Rotavirus is not a new disease within the swine industry; however, there is an evidence of re-emergence and importance in neonates and early weaned piglets. Group C rotaviruses often cause neonatal and pre-weaning diarrhea while group A rotavirus infection is still predominantly a post-weaning enteric disease problem. A typical approach for control of rotavirus-associated disease in piglets is boosting the immunity of dams for the virus and transferring maternal immunity to the piglets until the pig reaches an age at which it is less susceptible to rotavirus infection and associated disease. Commercial and autogenous vaccines have been utilized by producers to control group A rotavirus although those have been variably effective. In contrast, enteric disease associated with group C rotavirus has been more difficult, if not possible, to control because of the inability to grow this rotavirus in laboratory which prevents production of a conventional vaccine. The only effective control measure currently being used is planned exposure (i.e., “feedback”) of dams to a farm-specific live rotavirus isolates 2-5 weeks pre-farrow in attempt to boost their immunity against farm-specific virus and enhance transfer of maternal immunity to piglets. Despite the effort, efficacy has been variable and often poor and group C rotavirus continues to be a major problem in neonatal and pre-weaning diarrhea and mortality, raising the need for better understanding of immune-mediated protection against group B or C in piglets.
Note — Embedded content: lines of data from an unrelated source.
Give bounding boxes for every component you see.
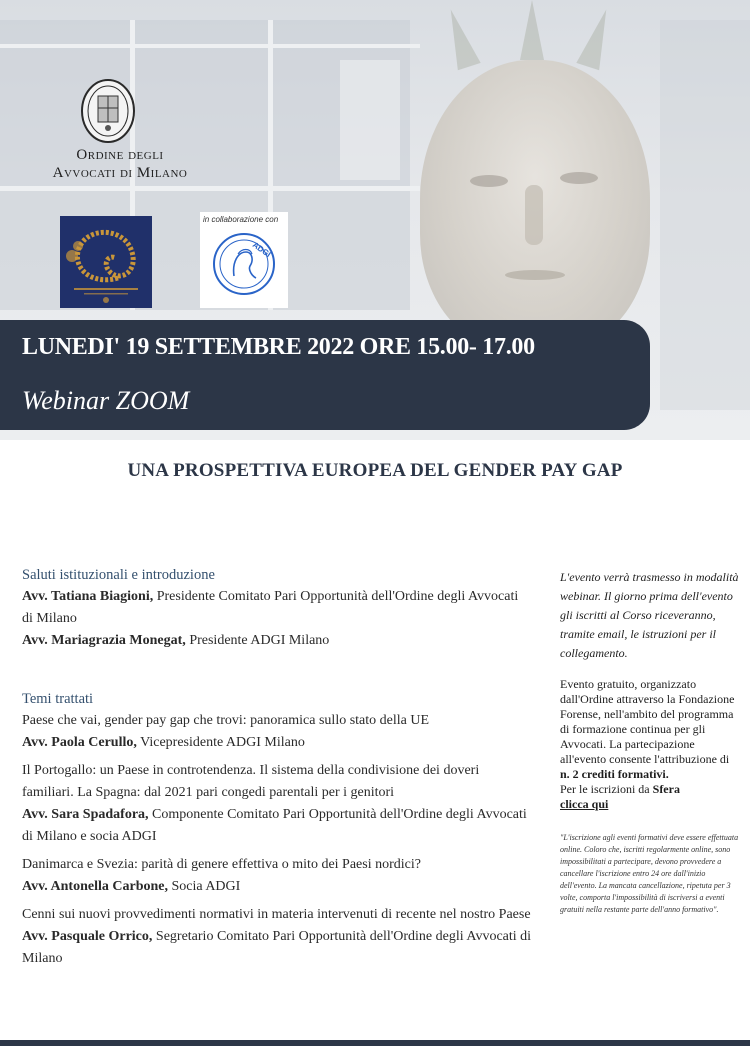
collaboration-label: in collaborazione con xyxy=(203,215,279,224)
topic-speaker xyxy=(22,926,532,970)
topic-text: Paese che vai, gender pay gap che trovi: panoramica sullo stato della UE xyxy=(22,713,430,728)
event-info xyxy=(560,677,740,812)
event-date-banner xyxy=(0,320,650,430)
speaker-role: Componente Comitato Pari Opportunità dell'Ordine degli Avvocati di Milano e socia ADGI xyxy=(22,807,527,844)
ordine-name xyxy=(40,146,200,182)
topic-text: Danimarca e Svezia: parità di genere effettiva o mito dei Paesi nordici? xyxy=(22,857,421,872)
registration-note: "L'iscrizione agli eventi formativi deve essere effettuata online. Coloro che, iscritti regolarmente online, sono impossibilitati a partecipare, devono provvedere a cancellare l'iscrizione entro 24 ore dall'inizio dell'evento. La mancata cancellazione, ripetuta per 3 volte, comporta l'impossibilità di iscriversi a eventi gratuiti nella restante parte dell'anno formativo". xyxy=(560,833,739,914)
speaker-role: Segretario Comitato Pari Opportunità dell'Ordine degli Avvocati di Milano xyxy=(22,929,532,966)
event-date: LUNEDI' 19 SETTEMBRE 2022 ORE 15.00- 17.00 xyxy=(22,334,535,360)
program xyxy=(22,564,532,970)
footer-bar xyxy=(0,1040,750,1046)
topic-text: Cenni sui nuovi provvedimenti normativi in materia intervenuti di recente nel nostro Paese xyxy=(22,907,531,922)
ordine-name-line1: Ordine degli xyxy=(76,147,164,163)
speaker-name: Avv. Tatiana Biagioni, xyxy=(22,589,154,604)
event-info-text: Evento gratuito, organizzato dall'Ordine attraverso la Fondazione Forense, nell'ambito del programma di formazione continua per gli Avvocati. xyxy=(560,677,735,751)
collaboration-box xyxy=(200,212,288,308)
speaker-name: Avv. Paola Cerullo, xyxy=(22,735,137,750)
fondazione-forense-logo xyxy=(60,216,152,308)
topic-speaker xyxy=(22,804,532,848)
credits-value: n. 2 crediti formativi. xyxy=(560,767,669,781)
info-sidebar xyxy=(560,568,740,916)
adgi-logo xyxy=(212,232,276,296)
subscribe-text: Per le iscrizioni da xyxy=(560,782,653,796)
speaker-name: Avv. Sara Spadafora, xyxy=(22,807,149,822)
speaker-name: Avv. Pasquale Orrico, xyxy=(22,929,153,944)
credits-text: La partecipazione all'evento consente l'attribuzione di xyxy=(560,737,730,766)
topic-text: Il Portogallo: un Paese in controtendenza. Il sistema della condivisione dei doveri familiari. La Spagna: dal 2021 pari congedi parentali per i genitori xyxy=(22,763,480,800)
greeting-speaker xyxy=(22,630,532,652)
event-format: Webinar ZOOM xyxy=(22,386,190,415)
ordine-avvocati-seal-logo xyxy=(80,78,136,144)
speaker-role: Socia ADGI xyxy=(167,879,241,894)
speaker-name: Avv. Mariagrazia Monegat, xyxy=(22,633,186,648)
speaker-name: Avv. Antonella Carbone, xyxy=(22,879,168,894)
speaker-role: Vicepresidente ADGI Milano xyxy=(136,735,305,750)
webinar-note: L'evento verrà trasmesso in modalità webinar. Il giorno prima dell'evento gli iscritti al Corso riceveranno, tramite email, le istruzioni per il collegamento. xyxy=(560,570,739,660)
speaker-role: Presidente Comitato Pari Opportunità dell'Ordine degli Avvocati di Milano xyxy=(22,589,519,626)
topic-speaker xyxy=(22,876,532,898)
topics-heading: Temi trattati xyxy=(22,691,94,707)
sfera-label: Sfera xyxy=(652,782,680,796)
greetings-heading: Saluti istituzionali e introduzione xyxy=(22,567,215,583)
subscribe-link[interactable]: clicca qui xyxy=(560,797,609,811)
ordine-name-line2: Avvocati di Milano xyxy=(52,165,188,181)
event-title: UNA PROSPETTIVA EUROPEA DEL GENDER PAY GAP xyxy=(127,460,623,481)
greeting-speaker xyxy=(22,586,532,630)
speaker-role: Presidente ADGI Milano xyxy=(185,633,330,648)
svg-text:ADGI: ADGI xyxy=(250,240,273,260)
topic-speaker xyxy=(22,732,532,754)
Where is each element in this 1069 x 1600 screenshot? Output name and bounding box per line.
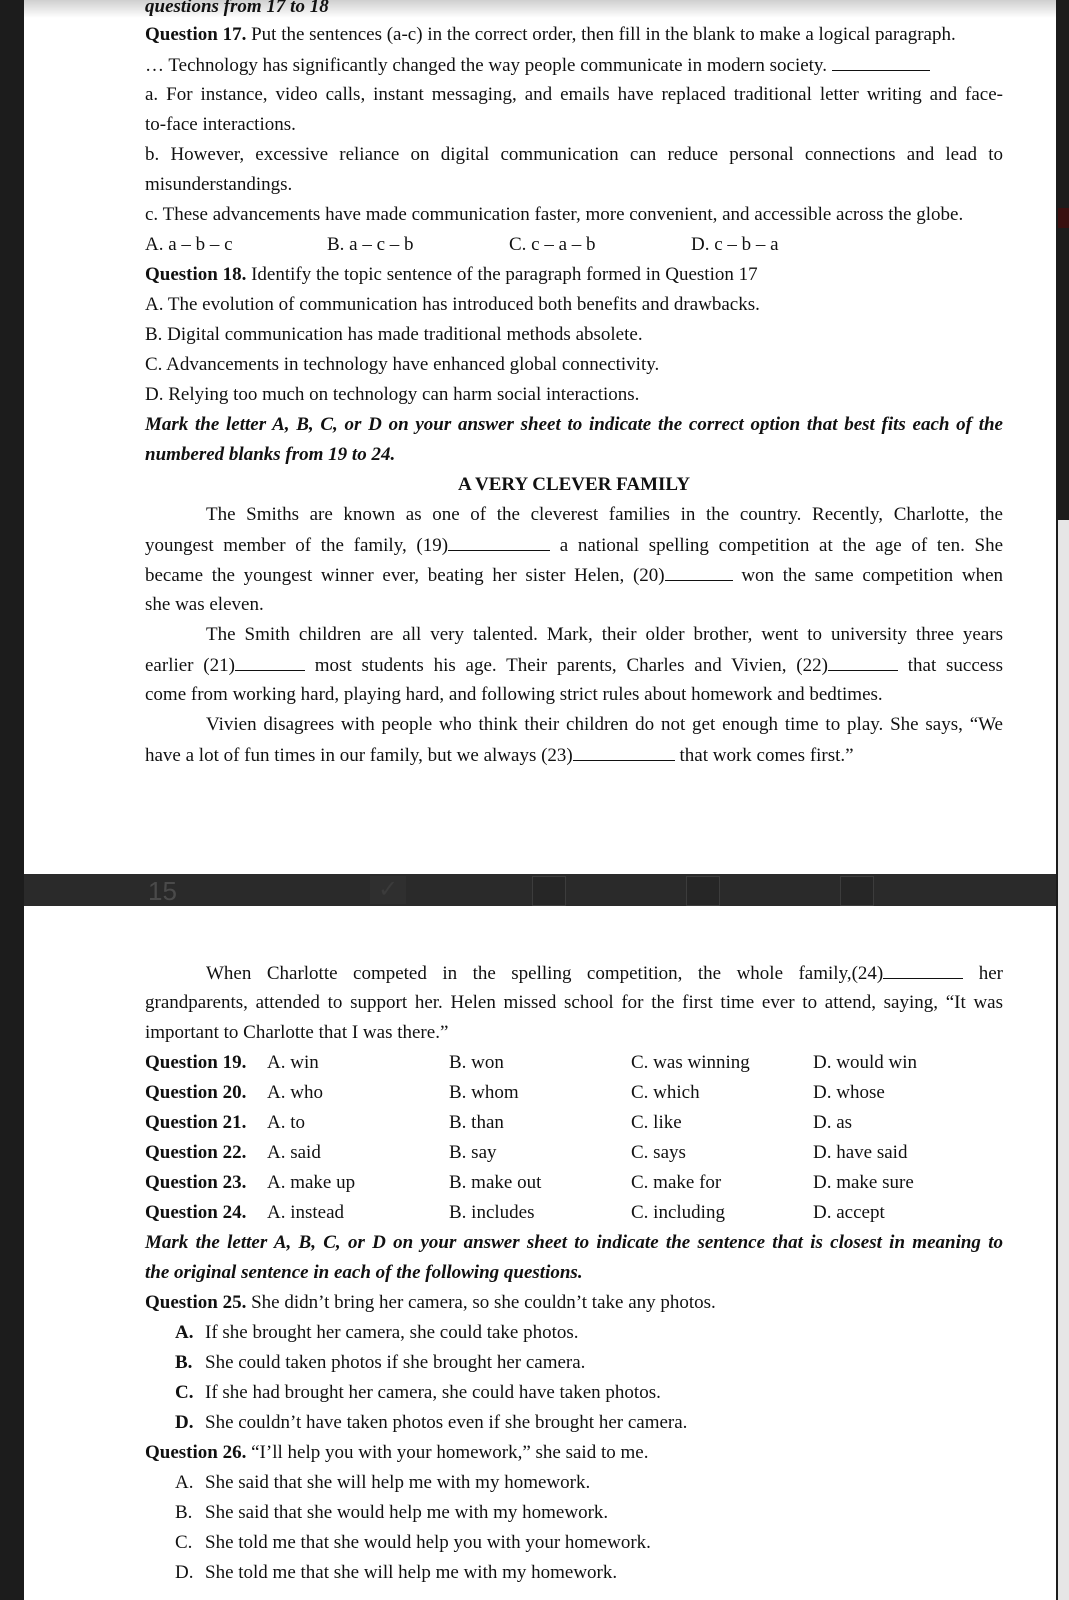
mc-question-label: Question 24.: [145, 1202, 247, 1223]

The proposed study was designed to address if maternal/lactogenic immunity correlates with protection against rotavirus C-associated disease in piglets as well as ontogeny of antibody response to various vaccine forms in old pigs. Two animals experiments were conducted. The first animal experiment involved passive transfer of rotavirus-specific IgG to mimic the maternal immunity in neonates and assess if the level of maternal antibody correlate with protection against oral challenge of rotaviruses. CDCD piglets were fed concentrated IgG raised against a porcine rotavirus C isolate right after birth and monitored for antibody decay and protection against challenge over time. In the second animal experiment, the ontogeny of antibody response of pigs after receiving cell-culture derived live virus, ice cubes containing rotavirus-positive feces and recombinant VP7 was characterize in attempt to estimate the level of material antibody which can be passively transferred to piglets via colostrum. Our study demonstrated that: a) naïve pigs could develop serum antibody response with neutralizing activity when they were given a low dose of live virus orally or injected with a recombinant viral protein; b) virus neutralizing antibody response appeared to be subtype-specific (i.e., G type); and c) orally fed virus-specific immunoglobulin could reduce the severity of disease by rotavirus but not infection.

Our study observations suggest that: a) immunoglobulin feeding can be an option for temporary relief of clinical severity due to group C rotavirus infection and b) while both killed and live vaccines can be options for control, its use depends upon farm status with rotavirus. More importantly subtype matching should be taken into consideration when devising a vaccine for better efficacy.